Kadaster International is allowed to do these activities but not with profit motive, rather it should be based on a cost recovery model. While we do ask for a tariff or price for these services, in practice it means that most of the time we have to look for a financing organisation like the World Bank or the Dutch Ministry of Foreign Affairs. We use the funds of these financing organisations to fill in the demands of different countries around the world.
Land administratioin is something that varies a lot between regions and also has a lot of legacy systems? How do you adapt to local conditions in such a situation?
While in the Netherlands, we use tablet PCs, GPS and other such modern devices to map to centimetre accuracy, it is extremely difficult to do so in a country like Rwanda. In Rwanda, we went into the field and saw that the rural people can identify their own fields very well in an orthophoto of their area. They could indicate their area with a pen.
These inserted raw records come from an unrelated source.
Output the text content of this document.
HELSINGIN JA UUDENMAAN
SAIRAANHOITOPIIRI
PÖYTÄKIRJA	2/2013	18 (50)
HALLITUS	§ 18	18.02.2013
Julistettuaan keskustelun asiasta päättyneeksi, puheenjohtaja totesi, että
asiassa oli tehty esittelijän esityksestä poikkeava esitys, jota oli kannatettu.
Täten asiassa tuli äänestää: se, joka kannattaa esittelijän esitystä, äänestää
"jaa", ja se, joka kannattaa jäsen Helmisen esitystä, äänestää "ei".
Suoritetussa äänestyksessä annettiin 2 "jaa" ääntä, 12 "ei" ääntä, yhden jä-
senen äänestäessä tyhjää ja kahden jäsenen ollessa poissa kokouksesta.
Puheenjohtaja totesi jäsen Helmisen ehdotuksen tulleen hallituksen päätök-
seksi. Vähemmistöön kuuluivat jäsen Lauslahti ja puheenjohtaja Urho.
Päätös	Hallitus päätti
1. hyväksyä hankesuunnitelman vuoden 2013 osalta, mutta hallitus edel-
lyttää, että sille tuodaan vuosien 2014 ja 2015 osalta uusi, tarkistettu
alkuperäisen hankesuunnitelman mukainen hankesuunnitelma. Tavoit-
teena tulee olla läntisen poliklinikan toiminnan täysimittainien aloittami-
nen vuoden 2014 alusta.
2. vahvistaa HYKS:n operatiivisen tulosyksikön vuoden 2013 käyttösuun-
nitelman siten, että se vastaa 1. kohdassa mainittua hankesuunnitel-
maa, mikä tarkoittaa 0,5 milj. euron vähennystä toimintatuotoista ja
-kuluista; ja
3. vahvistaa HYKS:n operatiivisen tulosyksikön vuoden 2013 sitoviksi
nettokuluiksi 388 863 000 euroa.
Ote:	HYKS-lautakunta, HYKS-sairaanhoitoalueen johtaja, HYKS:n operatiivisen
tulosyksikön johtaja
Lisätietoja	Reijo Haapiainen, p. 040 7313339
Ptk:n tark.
So we suggested the use of digital pen, which turned out to be a very quick way to collect data. It is a beautiful example of a system that is very well adapted to the local level of knowledge and technology.
Creating awareness is the first step towards realising the potential of land. What is Kadaster International’s initiative in creating awareness in developing countries?
Kadaster, together with ITC – Twente, has setup the United Nations School for Land Administration, which is involved in organising courses in the region. We have a course here in the Netherlands where people can come over and be at ITC for several weeks or months. As far as awareness and knowledge sharing is concerned, this school is a very important form of doing it for us. We use it in our promotion and also to get people connected to land administration. Besides, we do a lot of projects and courses abroad and participate in conferences to spread awareness.